In order to reduce the defects in the injection molding process, a quality evaluation model consisting of Taguchi, AHP, and SolidWorks plastics was applied to evaluate the optimum process and geometric parameters. According to the simulation results, the proposed quality evaluation model can establish injection molding process parameters that are efficient and geometrically accurate. Previously, DT, SVR, and MLP models are investigated in extracting optimal process parameters of the injection-molding process as traditional (DT and SVR) and neural network (MLP) models.
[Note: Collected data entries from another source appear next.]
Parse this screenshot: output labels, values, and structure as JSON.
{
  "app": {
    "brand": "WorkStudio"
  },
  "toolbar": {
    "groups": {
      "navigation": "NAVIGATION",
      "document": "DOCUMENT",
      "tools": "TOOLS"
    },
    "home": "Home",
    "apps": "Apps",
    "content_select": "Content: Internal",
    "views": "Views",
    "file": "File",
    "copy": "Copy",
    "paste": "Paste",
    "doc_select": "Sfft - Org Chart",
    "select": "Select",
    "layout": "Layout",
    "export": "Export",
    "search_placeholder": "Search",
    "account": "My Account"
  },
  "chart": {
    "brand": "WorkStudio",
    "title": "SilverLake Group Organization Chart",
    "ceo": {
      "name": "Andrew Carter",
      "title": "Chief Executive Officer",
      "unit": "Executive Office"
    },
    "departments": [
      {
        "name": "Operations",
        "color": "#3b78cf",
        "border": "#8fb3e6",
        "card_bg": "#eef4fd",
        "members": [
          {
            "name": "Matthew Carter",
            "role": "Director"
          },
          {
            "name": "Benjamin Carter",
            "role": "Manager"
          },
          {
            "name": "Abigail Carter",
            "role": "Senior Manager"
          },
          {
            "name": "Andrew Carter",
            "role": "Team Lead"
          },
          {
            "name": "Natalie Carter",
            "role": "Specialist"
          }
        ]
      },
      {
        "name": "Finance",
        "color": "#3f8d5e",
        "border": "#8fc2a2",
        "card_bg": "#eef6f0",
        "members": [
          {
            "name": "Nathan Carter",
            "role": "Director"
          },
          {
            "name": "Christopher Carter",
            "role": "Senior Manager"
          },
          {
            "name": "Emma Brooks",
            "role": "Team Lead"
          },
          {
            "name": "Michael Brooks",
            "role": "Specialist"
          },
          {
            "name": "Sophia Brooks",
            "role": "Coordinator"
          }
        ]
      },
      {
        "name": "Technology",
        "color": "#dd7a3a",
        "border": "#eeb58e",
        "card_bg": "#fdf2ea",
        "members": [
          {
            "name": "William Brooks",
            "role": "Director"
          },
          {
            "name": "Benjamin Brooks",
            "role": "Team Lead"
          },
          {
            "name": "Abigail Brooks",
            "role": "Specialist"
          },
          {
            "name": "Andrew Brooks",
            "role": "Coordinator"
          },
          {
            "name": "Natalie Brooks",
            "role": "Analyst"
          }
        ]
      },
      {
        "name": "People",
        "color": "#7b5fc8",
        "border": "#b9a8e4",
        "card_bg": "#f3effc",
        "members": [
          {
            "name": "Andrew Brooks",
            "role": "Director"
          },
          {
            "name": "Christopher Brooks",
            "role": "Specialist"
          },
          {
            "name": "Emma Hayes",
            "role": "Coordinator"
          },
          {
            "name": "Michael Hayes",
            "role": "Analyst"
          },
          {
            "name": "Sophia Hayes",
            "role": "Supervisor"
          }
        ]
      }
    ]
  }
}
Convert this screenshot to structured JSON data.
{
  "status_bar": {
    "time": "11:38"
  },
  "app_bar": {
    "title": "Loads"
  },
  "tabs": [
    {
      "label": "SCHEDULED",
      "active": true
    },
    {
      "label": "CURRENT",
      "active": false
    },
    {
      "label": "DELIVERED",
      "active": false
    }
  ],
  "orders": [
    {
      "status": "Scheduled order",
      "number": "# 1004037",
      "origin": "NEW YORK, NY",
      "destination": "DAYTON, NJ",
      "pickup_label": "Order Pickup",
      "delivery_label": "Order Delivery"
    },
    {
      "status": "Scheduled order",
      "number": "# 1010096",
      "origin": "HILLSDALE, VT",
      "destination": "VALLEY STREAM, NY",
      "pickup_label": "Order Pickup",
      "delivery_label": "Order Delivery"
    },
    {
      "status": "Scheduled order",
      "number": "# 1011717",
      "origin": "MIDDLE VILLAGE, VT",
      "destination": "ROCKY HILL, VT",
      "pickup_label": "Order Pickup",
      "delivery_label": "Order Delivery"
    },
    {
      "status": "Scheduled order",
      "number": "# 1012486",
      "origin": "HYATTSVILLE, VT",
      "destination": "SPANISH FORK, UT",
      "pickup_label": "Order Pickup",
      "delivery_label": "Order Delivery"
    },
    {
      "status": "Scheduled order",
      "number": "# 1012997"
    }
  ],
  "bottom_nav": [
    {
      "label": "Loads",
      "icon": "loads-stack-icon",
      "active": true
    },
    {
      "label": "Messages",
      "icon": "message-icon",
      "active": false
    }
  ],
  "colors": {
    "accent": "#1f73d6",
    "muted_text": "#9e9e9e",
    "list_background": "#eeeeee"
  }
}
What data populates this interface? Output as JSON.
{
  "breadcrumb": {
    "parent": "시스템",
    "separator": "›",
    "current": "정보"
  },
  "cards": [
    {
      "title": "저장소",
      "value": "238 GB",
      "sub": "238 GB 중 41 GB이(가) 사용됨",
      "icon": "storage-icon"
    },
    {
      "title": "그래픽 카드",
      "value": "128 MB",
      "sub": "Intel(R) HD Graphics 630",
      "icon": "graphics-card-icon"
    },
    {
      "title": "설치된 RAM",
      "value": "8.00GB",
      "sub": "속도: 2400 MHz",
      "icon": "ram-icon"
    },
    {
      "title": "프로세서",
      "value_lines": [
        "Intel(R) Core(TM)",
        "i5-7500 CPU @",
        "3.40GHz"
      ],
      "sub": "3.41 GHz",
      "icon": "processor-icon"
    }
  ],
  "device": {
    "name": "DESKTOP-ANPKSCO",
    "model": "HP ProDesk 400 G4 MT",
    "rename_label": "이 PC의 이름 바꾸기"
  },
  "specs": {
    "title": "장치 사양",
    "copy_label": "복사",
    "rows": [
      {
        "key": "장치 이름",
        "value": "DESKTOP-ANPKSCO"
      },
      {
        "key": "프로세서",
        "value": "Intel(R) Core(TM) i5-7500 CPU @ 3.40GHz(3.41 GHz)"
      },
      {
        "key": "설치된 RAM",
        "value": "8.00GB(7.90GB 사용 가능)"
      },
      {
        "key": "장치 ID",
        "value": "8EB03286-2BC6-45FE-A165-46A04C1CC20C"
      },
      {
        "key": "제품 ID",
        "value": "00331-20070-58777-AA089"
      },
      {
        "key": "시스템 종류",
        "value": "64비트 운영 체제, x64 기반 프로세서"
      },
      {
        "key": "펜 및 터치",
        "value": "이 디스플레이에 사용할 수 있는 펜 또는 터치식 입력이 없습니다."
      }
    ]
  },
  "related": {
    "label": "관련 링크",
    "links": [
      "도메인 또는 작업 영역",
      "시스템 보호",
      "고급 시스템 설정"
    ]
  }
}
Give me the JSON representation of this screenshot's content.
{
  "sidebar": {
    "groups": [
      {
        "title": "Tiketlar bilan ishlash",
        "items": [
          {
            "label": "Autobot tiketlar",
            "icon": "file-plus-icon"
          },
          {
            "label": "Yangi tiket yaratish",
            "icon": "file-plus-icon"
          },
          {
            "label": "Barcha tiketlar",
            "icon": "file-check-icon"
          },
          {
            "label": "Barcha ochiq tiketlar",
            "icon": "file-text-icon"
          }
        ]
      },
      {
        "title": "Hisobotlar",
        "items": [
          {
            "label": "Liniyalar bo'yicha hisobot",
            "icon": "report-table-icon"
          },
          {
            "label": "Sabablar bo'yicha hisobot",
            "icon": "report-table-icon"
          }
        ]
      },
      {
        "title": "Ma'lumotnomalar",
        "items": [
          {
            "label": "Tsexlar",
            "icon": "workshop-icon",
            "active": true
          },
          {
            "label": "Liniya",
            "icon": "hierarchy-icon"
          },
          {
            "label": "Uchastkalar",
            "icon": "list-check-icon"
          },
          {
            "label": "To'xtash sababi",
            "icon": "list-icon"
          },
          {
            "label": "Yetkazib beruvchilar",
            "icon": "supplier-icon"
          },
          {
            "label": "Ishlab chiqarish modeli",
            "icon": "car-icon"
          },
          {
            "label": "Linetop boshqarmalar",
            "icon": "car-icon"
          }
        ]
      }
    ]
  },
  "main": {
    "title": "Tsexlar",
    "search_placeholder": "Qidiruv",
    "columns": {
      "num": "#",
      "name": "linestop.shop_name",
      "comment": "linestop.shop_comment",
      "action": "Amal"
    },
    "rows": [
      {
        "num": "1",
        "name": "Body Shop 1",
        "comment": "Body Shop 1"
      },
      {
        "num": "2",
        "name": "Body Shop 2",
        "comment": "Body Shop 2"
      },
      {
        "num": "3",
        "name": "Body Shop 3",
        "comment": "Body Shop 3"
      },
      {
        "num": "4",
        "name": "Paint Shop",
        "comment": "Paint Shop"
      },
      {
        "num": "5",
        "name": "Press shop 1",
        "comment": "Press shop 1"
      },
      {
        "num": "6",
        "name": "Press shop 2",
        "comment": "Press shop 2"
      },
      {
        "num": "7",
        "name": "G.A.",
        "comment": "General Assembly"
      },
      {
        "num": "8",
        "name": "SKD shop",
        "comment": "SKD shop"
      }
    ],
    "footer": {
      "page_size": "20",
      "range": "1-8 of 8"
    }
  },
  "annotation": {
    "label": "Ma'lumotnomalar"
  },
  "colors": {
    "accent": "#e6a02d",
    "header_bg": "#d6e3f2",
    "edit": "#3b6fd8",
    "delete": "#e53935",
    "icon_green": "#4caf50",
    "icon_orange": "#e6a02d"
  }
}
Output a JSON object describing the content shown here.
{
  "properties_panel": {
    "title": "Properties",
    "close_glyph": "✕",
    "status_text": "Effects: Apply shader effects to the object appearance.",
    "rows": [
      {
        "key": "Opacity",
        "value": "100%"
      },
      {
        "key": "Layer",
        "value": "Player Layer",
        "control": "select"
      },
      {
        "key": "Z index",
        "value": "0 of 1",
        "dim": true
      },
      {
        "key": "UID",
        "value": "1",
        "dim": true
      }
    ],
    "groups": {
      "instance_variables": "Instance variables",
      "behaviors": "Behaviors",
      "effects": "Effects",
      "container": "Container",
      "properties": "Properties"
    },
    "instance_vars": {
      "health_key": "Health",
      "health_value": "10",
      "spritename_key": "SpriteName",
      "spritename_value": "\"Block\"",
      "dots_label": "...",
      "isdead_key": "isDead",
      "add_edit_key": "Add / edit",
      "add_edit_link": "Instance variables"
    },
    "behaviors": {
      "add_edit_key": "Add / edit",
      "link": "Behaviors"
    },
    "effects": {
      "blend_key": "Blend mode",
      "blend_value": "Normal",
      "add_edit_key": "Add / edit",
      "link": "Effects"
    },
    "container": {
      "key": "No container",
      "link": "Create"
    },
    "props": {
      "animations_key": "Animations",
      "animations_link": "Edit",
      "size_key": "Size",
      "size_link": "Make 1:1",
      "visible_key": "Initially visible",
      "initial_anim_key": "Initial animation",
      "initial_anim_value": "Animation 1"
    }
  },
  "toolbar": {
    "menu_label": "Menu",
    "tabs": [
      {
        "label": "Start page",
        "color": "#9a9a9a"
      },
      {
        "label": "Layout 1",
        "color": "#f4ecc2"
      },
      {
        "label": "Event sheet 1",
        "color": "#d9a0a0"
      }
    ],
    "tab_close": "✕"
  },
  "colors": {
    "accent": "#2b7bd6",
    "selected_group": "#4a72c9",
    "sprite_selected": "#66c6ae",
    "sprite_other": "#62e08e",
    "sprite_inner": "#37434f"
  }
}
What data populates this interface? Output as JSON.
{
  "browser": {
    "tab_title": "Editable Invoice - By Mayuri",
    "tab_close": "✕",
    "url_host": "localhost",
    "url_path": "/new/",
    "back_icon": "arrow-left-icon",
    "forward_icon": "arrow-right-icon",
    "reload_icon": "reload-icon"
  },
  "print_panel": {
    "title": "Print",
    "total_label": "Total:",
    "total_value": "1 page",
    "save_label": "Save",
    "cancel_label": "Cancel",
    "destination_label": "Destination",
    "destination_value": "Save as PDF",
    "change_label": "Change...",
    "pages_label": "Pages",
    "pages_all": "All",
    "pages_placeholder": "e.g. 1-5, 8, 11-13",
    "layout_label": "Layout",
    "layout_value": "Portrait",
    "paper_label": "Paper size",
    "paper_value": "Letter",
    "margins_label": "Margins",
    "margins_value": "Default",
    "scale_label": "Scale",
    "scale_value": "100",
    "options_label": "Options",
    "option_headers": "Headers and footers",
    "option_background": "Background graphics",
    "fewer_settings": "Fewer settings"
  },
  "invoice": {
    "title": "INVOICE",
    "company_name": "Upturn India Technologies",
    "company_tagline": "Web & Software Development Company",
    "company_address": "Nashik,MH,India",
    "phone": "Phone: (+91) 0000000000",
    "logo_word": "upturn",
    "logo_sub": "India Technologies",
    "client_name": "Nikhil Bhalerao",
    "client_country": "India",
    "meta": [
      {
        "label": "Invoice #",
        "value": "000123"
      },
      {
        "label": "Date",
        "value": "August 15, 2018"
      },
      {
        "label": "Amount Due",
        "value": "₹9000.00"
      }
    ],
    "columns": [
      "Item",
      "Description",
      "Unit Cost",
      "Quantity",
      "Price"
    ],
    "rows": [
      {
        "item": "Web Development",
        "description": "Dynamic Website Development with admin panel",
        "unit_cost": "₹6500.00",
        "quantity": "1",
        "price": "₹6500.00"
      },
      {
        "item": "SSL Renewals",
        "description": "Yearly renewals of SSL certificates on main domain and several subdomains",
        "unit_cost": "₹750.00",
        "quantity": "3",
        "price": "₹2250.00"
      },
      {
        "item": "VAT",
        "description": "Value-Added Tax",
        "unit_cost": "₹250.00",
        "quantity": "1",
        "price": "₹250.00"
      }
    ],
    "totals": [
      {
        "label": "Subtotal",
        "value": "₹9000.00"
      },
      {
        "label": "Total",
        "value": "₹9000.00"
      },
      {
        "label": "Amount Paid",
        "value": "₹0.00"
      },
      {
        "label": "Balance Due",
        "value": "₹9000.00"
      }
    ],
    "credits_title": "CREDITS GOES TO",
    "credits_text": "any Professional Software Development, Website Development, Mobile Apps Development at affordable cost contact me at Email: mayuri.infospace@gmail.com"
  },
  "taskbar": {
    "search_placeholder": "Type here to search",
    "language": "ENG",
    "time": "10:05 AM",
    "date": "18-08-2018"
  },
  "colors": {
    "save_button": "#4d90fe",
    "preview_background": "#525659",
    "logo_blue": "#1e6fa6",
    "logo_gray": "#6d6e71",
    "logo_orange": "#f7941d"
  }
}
However, the accuracy of the traditional model, including DT and SVR, is not appropriate. Also, the neural network-based models are computationally expensive regarding the deepness of the network. In addition, the extracted neural network-based model is like a Blackbox without any knowledge from inside of the function. In this study, the lower computational load is targeted to extract the optimal process parameters of the injection-molding process. Two GP-based models are trained and extracted with the definition of mathematical operation (+ , − , × , and /), exponential, root, and with/without trigonometric functions called GP1 and GP2, respectively. The GP-based mathematical model is extracted using the GPLAB toolbox of MATLAB. The proposed GP1 and GP2 prove the higher efficiency compared with the DT, SVR, and MLP models in point of accuracy with lower MSE, RMSE, and higher CC. Also, the lower computational time of the GP2-based prediction model is the most interesting discovery of this study. In the next step, the proposed mathematically based prediction models, including GP1 and GP2, are solved using the fmincon function of MATLAB software interior point method. The extracted solutions are tested in SolidWorks Plastics, and the results show the lower objective functions using the extracted optimal process parameters with higher efficiency. As a future study, the other highly advanced shape of machine learning methods as well as meta-huerestic optimization can be employed to increase the efficiency of the model [42,43,44,45,46,47].